Journal of Religious History
- Discipline: History of religions, Religious studies
- Language: English
- Edited by: Sarah Irving-Stonebraker and Miles Pattenden

Publication details
- History: 1960-present
- Publisher: Wiley-Blackwell on behalf of the Religious History Association (Australia)
- Frequency: Quarterly

Standard abbreviations
- ISO 4: J. Relig. Hist.

Indexing
- ISSN: 0022-4227 (print) 1467-9809 (web)
- LCCN: 63024049
- OCLC no.: 1783012

Links
- Journal homepage;

= Journal of Religious History =

The Journal of Religious History is a leading peer-reviewed academic journal published by Wiley-Blackwell on behalf of the Religious History Association. It publishes high quality research that makes original and significant contribution to the field of religious history. It also explores religion and its related subjects, along with debates on comparative method and theory in religious history.

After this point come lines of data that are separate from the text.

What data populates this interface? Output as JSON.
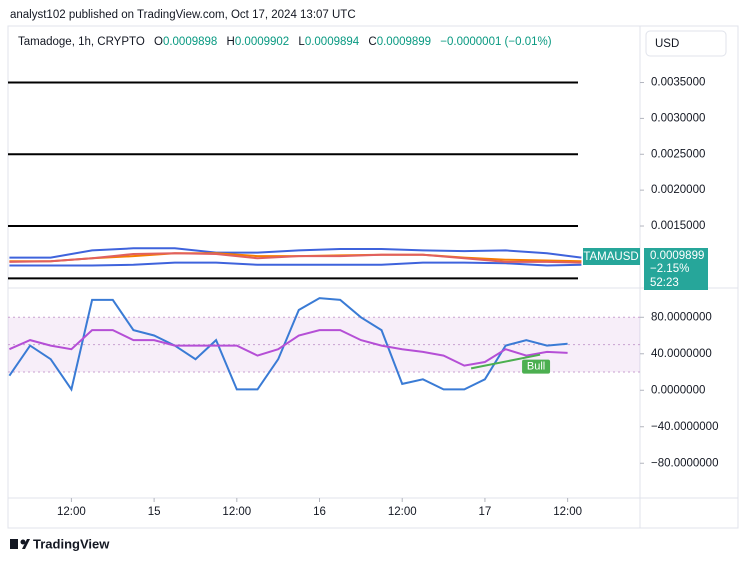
{
  "header": {
    "text": "analyst102 published on TradingView.com, Oct 17, 2024 13:07 UTC"
  },
  "legend": {
    "symbol": "Tamadoge, 1h, CRYPTO",
    "o_label": "O",
    "o": "0.0009898",
    "h_label": "H",
    "h": "0.0009902",
    "l_label": "L",
    "l": "0.0009894",
    "c_label": "C",
    "c": "0.0009899",
    "change": "−0.0000001 (−0.01%)"
  },
  "currency": "USD",
  "price_tag": {
    "symbol": "TAMAUSD",
    "price": "0.0009899",
    "change": "−2.15%",
    "countdown": "52:23"
  },
  "footer": "TradingView",
  "chart_data": [
    {
      "type": "line",
      "x": [
        -9,
        -3,
        3,
        9,
        15,
        21,
        27,
        33,
        39,
        45,
        51,
        57,
        63,
        69,
        74
      ],
      "xlim": [
        -9.2,
        82.5
      ],
      "ylim": [
        0.00065,
        0.00426
      ],
      "yticks": [
        {
          "value": 0.0015,
          "label": "0.0015000"
        },
        {
          "value": 0.002,
          "label": "0.0020000"
        },
        {
          "value": 0.0025,
          "label": "0.0025000"
        },
        {
          "value": 0.003,
          "label": "0.0030000"
        },
        {
          "value": 0.0035,
          "label": "0.0035000"
        }
      ],
      "levels": [
        0.0035,
        0.0025,
        0.0015,
        0.00077
      ],
      "series": [
        {
          "color": "#3f63dc",
          "values": [
            0.00106,
            0.00106,
            0.00116,
            0.00119,
            0.00119,
            0.00113,
            0.00113,
            0.00116,
            0.00118,
            0.00118,
            0.00116,
            0.00115,
            0.00116,
            0.00112,
            0.00106
          ]
        },
        {
          "color": "#f57c00",
          "values": [
            0.00101,
            0.00101,
            0.00105,
            0.00108,
            0.00112,
            0.00112,
            0.00108,
            0.00108,
            0.00109,
            0.0011,
            0.0011,
            0.00106,
            0.00103,
            0.00102,
            0.00101
          ]
        },
        {
          "color": "#3f63dc",
          "values": [
            0.00095,
            0.00095,
            0.00095,
            0.00096,
            0.00099,
            0.00099,
            0.00096,
            0.00096,
            0.00096,
            0.00096,
            0.00099,
            0.00099,
            0.00098,
            0.00095,
            0.00096
          ]
        },
        {
          "color": "#e06060",
          "values": [
            0.001,
            0.00101,
            0.00105,
            0.00111,
            0.00112,
            0.00111,
            0.00105,
            0.00108,
            0.00108,
            0.0011,
            0.0011,
            0.00105,
            0.001,
            0.001,
            0.00099
          ]
        }
      ]
    },
    {
      "type": "line",
      "x": [
        -9,
        -6,
        -3,
        0,
        3,
        6,
        9,
        12,
        15,
        18,
        21,
        24,
        27,
        30,
        33,
        36,
        39,
        42,
        45,
        48,
        51,
        54,
        57,
        60,
        63,
        66,
        69,
        72
      ],
      "xlim": [
        -9.2,
        82.5
      ],
      "xticks": [
        {
          "value": 0,
          "label": "12:00"
        },
        {
          "value": 12,
          "label": "15"
        },
        {
          "value": 24,
          "label": "12:00"
        },
        {
          "value": 36,
          "label": "16"
        },
        {
          "value": 48,
          "label": "12:00"
        },
        {
          "value": 60,
          "label": "17"
        },
        {
          "value": 72,
          "label": "12:00"
        }
      ],
      "ylim": [
        -117,
        111
      ],
      "yticks": [
        {
          "value": -80,
          "label": "−80.0000000"
        },
        {
          "value": -40,
          "label": "−40.0000000"
        },
        {
          "value": 0,
          "label": "0.0000000"
        },
        {
          "value": 40,
          "label": "40.0000000"
        },
        {
          "value": 80,
          "label": "80.0000000"
        }
      ],
      "band": [
        20,
        80
      ],
      "midline": 50,
      "series": [
        {
          "color": "#3a7bd5",
          "values": [
            16,
            49,
            34,
            1,
            99,
            99,
            66,
            60,
            49,
            34,
            55,
            1,
            1,
            34,
            88,
            101,
            99,
            80,
            66,
            7,
            12,
            1,
            1,
            12,
            49,
            55,
            49,
            51
          ]
        },
        {
          "color": "#b54fd6",
          "values": [
            45,
            55,
            49,
            45,
            66,
            66,
            55,
            55,
            49,
            49,
            49,
            49,
            38,
            45,
            60,
            66,
            66,
            55,
            49,
            45,
            42,
            38,
            27,
            31,
            45,
            38,
            42,
            41
          ]
        }
      ],
      "signal": {
        "x": [
          58,
          68
        ],
        "values": [
          24,
          39
        ],
        "color": "#4caf50",
        "label": "Bull"
      }
    }
  ]
}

The Association for the Journal of Religious History was established in 1959 and published its first issue in 1960. In 2010, the Religious History Association was formed through the amalgamation of the Association for the Journal of Religious History and the Religious History Society (founded in 1998). The journal serves as the official publication of the Religious History Association.

== Abstracting and indexing ==
The journal is abstracted and indexed by Academic Search Elite, FRANCIS, America: History & Life, Australian Public Affairs Information Service, Arts and Humanities Citation Index, ATLA Religion Database, CSA Biological Sciences Database, CSA Environmental Sciences & Pollution Management Database, Current Contents/Arts & Humanities, Ecology Abstracts, Historical Abstracts, InfoTrac, ProQuest, and Sociological Abstracts.